Profesionalisme dalam industri TIK bukanlah tentang seberapa baik Anda menulis kode atau sistem pemrograman agar efisien. Orang-orang profesional adalah orang-orang yang dikenal menjalankan tugasnya, dengan integritas dan rasa tanggung jawab yang mendalam terhadap masyarakat dan kesejahteraan kolektif. Dalam teknologi digital yang bergerak cepat, keputusan arsitektur sistem yang relatif kecil dapat mengubah banyak hal, belum lagi privasi pengguna, keadilan sosial, dan stabilitas demokrasi.
Kode etik yang dikeluarkan oleh ACM( Association for Computing Machinery), dalam arah ini, agak komprehensif. Beberapa prinsip intinya adalah: berbuat baik kepada publik; menghindari bahaya, keadilan dan kejujuran dalam bertindak, menghormati privasi dan kerahasiaan. Prinsip-prinsip tersebut tidak seharusnya menjadi semacam kertas kering yang Anda baca sekali selama waktu kuliah dan tidak pernah Anda lihat lagi setelahnya, tetapi lebih sebagai semacam kompas moral yang memandu proses pengambilan keputusan Anda dalam aspek apa pun baik itu teknis. atau profesional. Mahasiswa informatika perlu disadarkan bahwa apapun kode yang mereka tulis, berdampak pada kehidupan banyak orang.

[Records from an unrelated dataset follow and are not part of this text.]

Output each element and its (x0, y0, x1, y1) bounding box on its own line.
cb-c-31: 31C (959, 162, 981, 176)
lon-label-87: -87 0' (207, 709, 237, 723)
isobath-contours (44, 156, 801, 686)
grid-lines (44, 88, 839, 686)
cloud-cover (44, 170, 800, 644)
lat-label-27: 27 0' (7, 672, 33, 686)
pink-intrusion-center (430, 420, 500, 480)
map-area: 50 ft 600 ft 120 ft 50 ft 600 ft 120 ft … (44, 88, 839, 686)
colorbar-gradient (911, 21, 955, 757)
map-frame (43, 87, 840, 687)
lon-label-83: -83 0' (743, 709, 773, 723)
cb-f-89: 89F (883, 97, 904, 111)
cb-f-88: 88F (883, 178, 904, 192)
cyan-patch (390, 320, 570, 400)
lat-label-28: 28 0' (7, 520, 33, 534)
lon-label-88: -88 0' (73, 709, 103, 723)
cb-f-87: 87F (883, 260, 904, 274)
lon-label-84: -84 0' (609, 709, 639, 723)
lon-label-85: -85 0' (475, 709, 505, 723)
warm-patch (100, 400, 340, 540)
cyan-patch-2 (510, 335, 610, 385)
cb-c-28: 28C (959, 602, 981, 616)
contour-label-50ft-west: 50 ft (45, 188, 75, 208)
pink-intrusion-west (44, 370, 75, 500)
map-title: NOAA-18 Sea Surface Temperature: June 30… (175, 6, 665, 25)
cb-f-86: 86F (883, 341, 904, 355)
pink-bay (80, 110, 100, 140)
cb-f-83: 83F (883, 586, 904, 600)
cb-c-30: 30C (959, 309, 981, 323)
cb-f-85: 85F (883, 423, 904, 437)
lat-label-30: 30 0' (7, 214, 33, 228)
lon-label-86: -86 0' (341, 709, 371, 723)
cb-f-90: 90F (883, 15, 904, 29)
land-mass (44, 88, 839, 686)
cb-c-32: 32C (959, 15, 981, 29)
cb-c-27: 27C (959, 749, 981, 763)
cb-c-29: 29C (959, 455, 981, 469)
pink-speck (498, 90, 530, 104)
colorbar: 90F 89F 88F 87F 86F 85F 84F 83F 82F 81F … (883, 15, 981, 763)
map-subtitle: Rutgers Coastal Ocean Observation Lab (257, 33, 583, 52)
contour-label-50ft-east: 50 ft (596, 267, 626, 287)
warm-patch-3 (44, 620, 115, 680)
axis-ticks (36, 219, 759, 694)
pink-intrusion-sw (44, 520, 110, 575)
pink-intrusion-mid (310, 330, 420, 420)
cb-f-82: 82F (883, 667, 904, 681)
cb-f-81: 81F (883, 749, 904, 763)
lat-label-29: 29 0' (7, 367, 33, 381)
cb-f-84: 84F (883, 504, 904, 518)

Dalam membentuk profesional integritas TI, Generasi professinal ti dengan integritas, institusi pembelajaran yang lebih tinggi memainkan peran penting. Pengalaman menunjukkan bahwa siswa seringkali jauh lebih tertarik pada keterampilan teknis mereka (mempelajari beberapa bahasa keren atau kerangka model baru bukanlah hal yang aneh, begitu pula sertifikasi) daripada sosialisasi profesional. Sebenarnya, di dunia profesional, kompleksitas cenderung lebih mengarah pada kebingungan moral: Apakah kita mengungkapkan kelemahan keamanan yang mungkin dieksploitasi? Apa yang harus Anda lakukan jika pemberi kerja meminta penggunaan data pengguna tanpa persetujuan eksplisit?

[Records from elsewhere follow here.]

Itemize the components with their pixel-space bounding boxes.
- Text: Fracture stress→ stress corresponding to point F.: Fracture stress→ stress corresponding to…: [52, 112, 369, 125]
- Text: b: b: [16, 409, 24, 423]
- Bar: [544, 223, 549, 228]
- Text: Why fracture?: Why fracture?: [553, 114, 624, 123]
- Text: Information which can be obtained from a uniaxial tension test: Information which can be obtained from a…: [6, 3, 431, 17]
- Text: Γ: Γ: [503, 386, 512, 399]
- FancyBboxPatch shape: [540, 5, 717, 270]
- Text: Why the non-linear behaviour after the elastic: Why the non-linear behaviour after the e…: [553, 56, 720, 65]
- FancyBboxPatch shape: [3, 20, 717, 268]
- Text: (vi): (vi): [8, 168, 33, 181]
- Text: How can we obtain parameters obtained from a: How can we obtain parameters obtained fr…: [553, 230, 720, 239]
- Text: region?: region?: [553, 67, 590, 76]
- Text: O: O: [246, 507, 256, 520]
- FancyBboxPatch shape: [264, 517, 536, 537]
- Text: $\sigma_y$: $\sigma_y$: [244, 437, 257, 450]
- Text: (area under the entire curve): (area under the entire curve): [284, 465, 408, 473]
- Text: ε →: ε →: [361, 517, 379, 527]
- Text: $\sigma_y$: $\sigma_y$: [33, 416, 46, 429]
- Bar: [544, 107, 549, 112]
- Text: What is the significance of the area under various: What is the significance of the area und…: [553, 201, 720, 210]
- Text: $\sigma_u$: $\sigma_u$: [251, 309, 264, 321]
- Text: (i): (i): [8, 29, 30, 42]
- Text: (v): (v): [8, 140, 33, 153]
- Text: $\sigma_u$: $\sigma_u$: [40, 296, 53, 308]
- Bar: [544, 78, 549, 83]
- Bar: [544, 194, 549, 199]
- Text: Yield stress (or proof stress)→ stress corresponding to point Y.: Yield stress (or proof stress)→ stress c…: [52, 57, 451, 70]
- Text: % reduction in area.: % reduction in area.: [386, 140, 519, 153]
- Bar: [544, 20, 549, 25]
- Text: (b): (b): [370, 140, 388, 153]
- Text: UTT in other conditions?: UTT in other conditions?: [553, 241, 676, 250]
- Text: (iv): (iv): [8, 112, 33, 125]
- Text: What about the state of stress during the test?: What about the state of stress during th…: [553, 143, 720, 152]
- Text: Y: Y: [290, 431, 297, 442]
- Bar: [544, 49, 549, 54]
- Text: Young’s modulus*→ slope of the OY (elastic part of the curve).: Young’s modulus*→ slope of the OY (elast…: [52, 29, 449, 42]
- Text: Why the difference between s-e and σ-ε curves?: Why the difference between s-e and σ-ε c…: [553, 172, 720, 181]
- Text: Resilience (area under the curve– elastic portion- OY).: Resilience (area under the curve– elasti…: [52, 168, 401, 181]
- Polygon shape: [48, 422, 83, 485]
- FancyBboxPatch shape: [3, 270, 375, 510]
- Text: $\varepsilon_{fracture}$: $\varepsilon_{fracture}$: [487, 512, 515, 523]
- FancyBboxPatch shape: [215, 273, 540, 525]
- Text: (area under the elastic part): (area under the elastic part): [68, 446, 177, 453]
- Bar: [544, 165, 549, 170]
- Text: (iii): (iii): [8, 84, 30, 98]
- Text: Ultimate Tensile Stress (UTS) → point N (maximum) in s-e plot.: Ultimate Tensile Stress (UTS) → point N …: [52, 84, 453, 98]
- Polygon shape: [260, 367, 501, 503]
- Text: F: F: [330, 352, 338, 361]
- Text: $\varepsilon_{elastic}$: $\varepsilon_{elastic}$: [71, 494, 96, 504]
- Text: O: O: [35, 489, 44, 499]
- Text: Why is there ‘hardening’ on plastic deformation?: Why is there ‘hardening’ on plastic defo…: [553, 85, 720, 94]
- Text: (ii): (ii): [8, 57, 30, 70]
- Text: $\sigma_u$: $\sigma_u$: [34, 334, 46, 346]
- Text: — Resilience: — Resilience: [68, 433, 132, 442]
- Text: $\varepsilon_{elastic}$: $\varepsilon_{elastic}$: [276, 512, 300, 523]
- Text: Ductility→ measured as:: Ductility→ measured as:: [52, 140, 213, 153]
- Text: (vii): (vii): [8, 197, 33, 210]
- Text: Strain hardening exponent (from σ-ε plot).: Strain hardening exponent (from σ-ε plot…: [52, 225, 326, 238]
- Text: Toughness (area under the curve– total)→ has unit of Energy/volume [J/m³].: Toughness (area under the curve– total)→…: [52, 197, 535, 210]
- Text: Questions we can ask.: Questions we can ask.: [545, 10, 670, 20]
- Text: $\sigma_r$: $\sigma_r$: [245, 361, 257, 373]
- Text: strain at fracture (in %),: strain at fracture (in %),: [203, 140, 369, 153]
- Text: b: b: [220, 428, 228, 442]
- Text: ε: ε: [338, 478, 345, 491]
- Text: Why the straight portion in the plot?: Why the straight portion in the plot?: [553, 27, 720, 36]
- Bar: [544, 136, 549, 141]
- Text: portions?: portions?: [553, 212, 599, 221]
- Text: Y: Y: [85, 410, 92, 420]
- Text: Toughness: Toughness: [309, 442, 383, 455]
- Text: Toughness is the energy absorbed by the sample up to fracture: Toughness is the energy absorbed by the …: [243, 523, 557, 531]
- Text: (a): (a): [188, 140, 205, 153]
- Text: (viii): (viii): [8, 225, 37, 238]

Mengingat kasus dilema seperti itu, kita membutuhkan siswa untuk lebih beretika. Kampus perlu mengajarkan tidak hanya ‘bagaimana’ membangun sebuah sistem, tetapi juga ‘mengapa’ dan ‘siapa yang diuntungkan’ dari sistem tersebut. memasukkan etika profesi ke dalam kurikulum Informatika sangat penting, dan di sini kami tidak hanya mengacu pada kewajiban administratif tetapi juga sebagai cara untuk menumbuhkan pemikiran kritis dan reflektif tentang implikasi sosial dari teknologi. Kegiatan lain seperti lokakarya, diskusi panel, dan proyek CSR berbasis teknologi dapat menjadi sarana yang bagus untuk menanamkan nilai-nilai profesionalisme dari tahun-tahun Pendidikan formatif.

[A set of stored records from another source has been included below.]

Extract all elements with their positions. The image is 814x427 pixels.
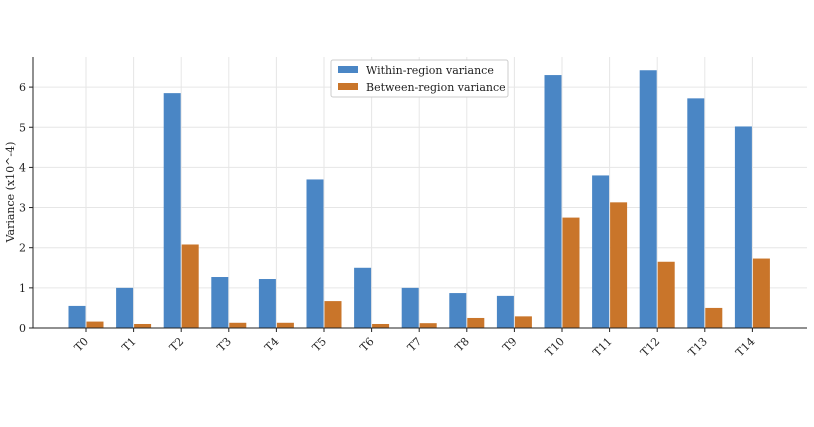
x-tick-label: T9 [500,335,519,354]
bar-between-region [467,317,485,328]
legend-swatch-within [338,66,358,73]
x-tick-label: T2 [167,335,186,354]
legend-label-within: Within-region variance [366,64,494,77]
bar-within-region [306,179,324,328]
legend-box [330,59,509,98]
x-tick-label: T5 [310,335,329,354]
bar-between-region [372,323,390,328]
y-tick-label: 5 [19,121,26,134]
y-ticks: 0 1 2 3 4 5 6 [19,81,33,335]
bar-within-region [592,175,610,328]
bar-within-region [163,93,181,328]
y-tick-label: 3 [19,202,26,215]
y-tick-label: 2 [19,242,26,255]
bar-between-region [514,316,532,328]
legend-label-between: Between-region variance [366,81,506,94]
y-tick-label: 0 [19,322,26,335]
bar-between-region [610,202,628,328]
bar-between-region [181,244,199,328]
legend-swatch-between [338,83,358,90]
x-tick-label: T4 [262,335,281,354]
y-axis-label: Variance (x10^-4) [4,142,17,244]
bar-between-region [562,217,580,328]
x-tick-label: T7 [405,335,424,354]
x-tick-label: T6 [357,335,376,354]
x-ticks: T0 T1 T2 T3 T4 T5 T6 T7 T8 T9 T10 T11 T12 T13 T14 [72,328,758,359]
bar-within-region [68,305,86,328]
x-tick-label: T3 [215,335,234,354]
x-tick-label: T8 [453,335,472,354]
bar-between-region [229,322,247,328]
bar-between-region [705,307,723,328]
x-tick-label: T11 [590,335,614,359]
bar-within-region [258,279,276,328]
bar-between-region [276,322,294,328]
y-tick-label: 4 [19,161,26,174]
bar-within-region [211,277,229,328]
bar-within-region [496,295,514,328]
bar-between-region [324,301,342,328]
bar-within-region [354,267,372,328]
grid-lines [33,57,807,329]
bar-within-region [734,126,752,328]
x-tick-label: T12 [638,335,662,359]
bar-within-region [639,70,657,328]
bar-between-region [134,323,152,328]
bar-between-region [419,323,437,328]
axes [32,57,807,329]
y-tick-label: 1 [19,282,26,295]
x-tick-label: T0 [72,335,91,354]
legend: Within-region variance Between-region va… [330,59,509,98]
x-tick-label: T10 [543,335,567,359]
bars [68,70,770,328]
x-tick-label: T13 [686,335,710,359]
x-tick-label: T14 [733,335,757,359]
bar-within-region [544,75,562,328]
bar-within-region [116,287,134,328]
bar-between-region [86,321,104,328]
bar-between-region [657,261,675,328]
bar-within-region [401,287,419,328]
x-tick-label: T1 [119,335,138,354]
bar-within-region [449,293,467,328]
bar-between-region [752,258,770,328]
bar-within-region [687,98,705,328]
y-tick-label: 6 [19,81,26,94]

Last but not least adalah konstruksi aktif dari iklim etis di dunia digital siswa sendiri. Ini dapat dimulai dengan langkah-langkah sederhana: Menahan diri dari menggunakan AI untuk melakukan tugas tanpa persetujuan dosen, menjunjung tinggi integritas akademik, dan menjadi bagian dari inisiatif untuk mendidik masyarakat tentang keamanan data dan literasi digital. Sikap-sikap kecil ini akan menjadi dasar yang baik untuk membangun para profesional masa depan.
AI revolusi panggilan untuk kebijakan tidak hanya inovasi, tetapi juga etika pengawasan. Pemerintah Indonesia dan pelaku industri teknologi harus mulai menempatkan pertimbangan etis di jantung regulasi, bukan menurunkannya ke pertimbangan tambahan. Seperti dalam, dengan mendirikan national Etika dalam pengembangan AI standar dan meningkatkan tingkat perlindungan data pribadi, serta mempromosikan kolaborasi antara perguruan tinggi, industri dan lembaga penelitian untuk memastikan transparan dan inklusif AI governance.
Lembaga pendidikan juga memprioritaskan peningkatan pendidikan karakter digital. Mahasiswa harus memiliki kesempatan untuk berdiskusi, menganalisis dan mengkaji dampak teknologi terhadap kehidupan sosial. Bagi dosen dan lembaga pendidikan juga harus menjadi teladan yang jelas dalam menjalankan etika akademik dan profesi. Di sisi lain, siswa perlu menyadari bahwa tanggung jawab moral tidak dimulai ketika mereka sudah bekerja, tetapi dari baris kode pertama mereka yang ditulis di perguruan tinggi.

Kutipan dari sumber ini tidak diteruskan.